Sheena kam zu ihm und ergriff Grants rechten Arm; sie gab Acht, ihn nicht zu verletzen, aber ihr Griff war trotzdem schmerzhaft. Zwei der Wachen hielten seinen linken Arm, während ein Dritter ihn um die Mitte fasste und ein Vierter seine bloßen Füße vom Boden hob, sodass er keine Hebelwirkung für sein wildes Zappeln bekommen konnte.
Keiner der Männer sagte ein Wort.
Grant hörte sein eigenes, verzweifeltes, panisches Keuchen, das Scharren der Stiefel auf dem kalten Metall des Bodens, das angestrengte Atmen der Wachen, die ihn festhielten.
Dann umfasste der Kapitän der Wache Grants kahlen Kopf mit seinen großen, fleischigen Händen und stieß ihn mit dem Gesicht voran in den Tank mit dickflüssiger, öliger Lösung.
Grant drückte die Augen zu und hielt den Atem an, bis seine Brust sich anfühlte, als müsse sie bersten. Er brannte innerlich, erstickte, ertrank. Der Schmerz war unerträglich. Er konnte nicht atmen, wagte nicht zu atmen. Ganz gleich, was sie ihm erzählt hatten, er wusste auf der tiefsten, primitivsten Ebene seines Wesens, dass ihn dies umbringen würde.
Aber der Reflex überwältigte seinen Verstand. Gegen seinen Willen und trotz des Schreckens holte er Atem. Und würgte. Er wollte schreien, um Hilfe oder Gnade bitten. Seine Lunge füllte sich mit der kalten Flüssigkeit, und sein ganzer Körper verkrampfte sich, zitterte mit der letzten Hoffnung auf Leben, als sie seinen nackten Körper mit einem letzten erbarmungslosen Stoß ganz in den Tank warfen und er hinabsank, tiefer und tiefer.

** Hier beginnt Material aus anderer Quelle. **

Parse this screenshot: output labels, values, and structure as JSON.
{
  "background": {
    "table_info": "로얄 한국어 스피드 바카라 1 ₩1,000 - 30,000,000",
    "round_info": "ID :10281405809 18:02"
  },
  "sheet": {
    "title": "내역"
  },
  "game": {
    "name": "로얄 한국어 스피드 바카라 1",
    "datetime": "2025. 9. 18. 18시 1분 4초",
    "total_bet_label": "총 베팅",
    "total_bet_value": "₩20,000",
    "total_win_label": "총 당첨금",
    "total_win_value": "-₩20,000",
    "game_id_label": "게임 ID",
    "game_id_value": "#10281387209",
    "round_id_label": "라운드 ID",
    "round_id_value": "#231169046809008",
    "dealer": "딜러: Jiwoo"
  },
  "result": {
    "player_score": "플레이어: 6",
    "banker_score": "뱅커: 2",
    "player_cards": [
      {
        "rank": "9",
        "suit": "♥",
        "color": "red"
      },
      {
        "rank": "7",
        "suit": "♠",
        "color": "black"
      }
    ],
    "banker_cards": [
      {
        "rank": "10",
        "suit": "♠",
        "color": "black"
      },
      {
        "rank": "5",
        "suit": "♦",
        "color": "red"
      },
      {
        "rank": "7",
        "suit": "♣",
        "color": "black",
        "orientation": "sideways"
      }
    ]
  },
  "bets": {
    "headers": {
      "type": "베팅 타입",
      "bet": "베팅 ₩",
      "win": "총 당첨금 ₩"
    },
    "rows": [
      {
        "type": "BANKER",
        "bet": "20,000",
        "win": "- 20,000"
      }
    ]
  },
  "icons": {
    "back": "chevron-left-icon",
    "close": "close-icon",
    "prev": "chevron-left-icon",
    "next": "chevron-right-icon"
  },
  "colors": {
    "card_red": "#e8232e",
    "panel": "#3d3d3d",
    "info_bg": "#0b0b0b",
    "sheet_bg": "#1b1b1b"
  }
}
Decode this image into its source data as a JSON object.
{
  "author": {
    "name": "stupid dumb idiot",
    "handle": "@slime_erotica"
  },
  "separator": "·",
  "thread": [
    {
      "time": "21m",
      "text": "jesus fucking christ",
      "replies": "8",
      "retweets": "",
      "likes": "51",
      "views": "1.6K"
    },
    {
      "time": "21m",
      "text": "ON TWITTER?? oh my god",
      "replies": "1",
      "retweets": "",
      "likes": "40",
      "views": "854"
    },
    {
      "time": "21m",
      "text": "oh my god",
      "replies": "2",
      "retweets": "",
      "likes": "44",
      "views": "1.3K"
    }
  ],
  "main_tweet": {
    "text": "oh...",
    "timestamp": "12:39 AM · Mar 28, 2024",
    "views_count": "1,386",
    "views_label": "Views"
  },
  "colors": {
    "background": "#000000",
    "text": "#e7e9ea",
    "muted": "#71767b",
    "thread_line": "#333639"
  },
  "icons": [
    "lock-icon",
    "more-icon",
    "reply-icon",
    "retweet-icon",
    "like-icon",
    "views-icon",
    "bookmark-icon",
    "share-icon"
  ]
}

Er öffnete die Augen. Unten waren Lichter. Er atmete! Hustend, würgend, von unbeherrschbaren Krämpfen geschüttelt, aber er atmete. Die Flüssigkeit füllte seine Lunge, und er konnte sie atmen. Genau wie normale Luft, hatten sie ihm gesagt. Eine Lüge. Das flüssige Perfluorcarbon war kalt und dick, völlig fremdartig, schleimig und scheußlich.
Aber er konnte atmen. Er sank den Lichtern entgegen. Blinzelte in ihren grellen Schein und sah schließlich, dass dort unten andere nackte und haarlose Körper auf ihn warteten.
»Willkommen in der Mannschaft«, dröhnte eine sarkastische Stimme in seinen Ohren, tief, langsam und widerhallend.
Eine andere Stimme, nicht so laut, aber noch tiefer, ein wahrer Basso profundo, sagte: »Gut, bereiten wir ihn für den Eingriff vor.«
Sie schnallten ihn auf den Operationstisch.
»Herrgott«, rumpelte eine ärgerliche Stimme, »Sie sollten sich enthaaren.«
Grant versuchte zu sagen, dass er es so gut gemacht habe wie er konnte, aber er würgte nur.
»Wir werden ihn rasieren müssen, verdammt noch mal.«
»Her mit dem Rasenmäher.«
Jemand drückte Grant eine Maske aufs Gesicht, und er sank rasch und dankbar in Bewusstlosigkeit.
Als er erwachte, lag er auf dem Rücken in einem schmalen Alkoven, eingeschlossen von dünnen Plastikvorhängen. Die Krankenstation, dachte er. Medizinische Monitore summten und piepten leise irgendwo über seinem Kopf.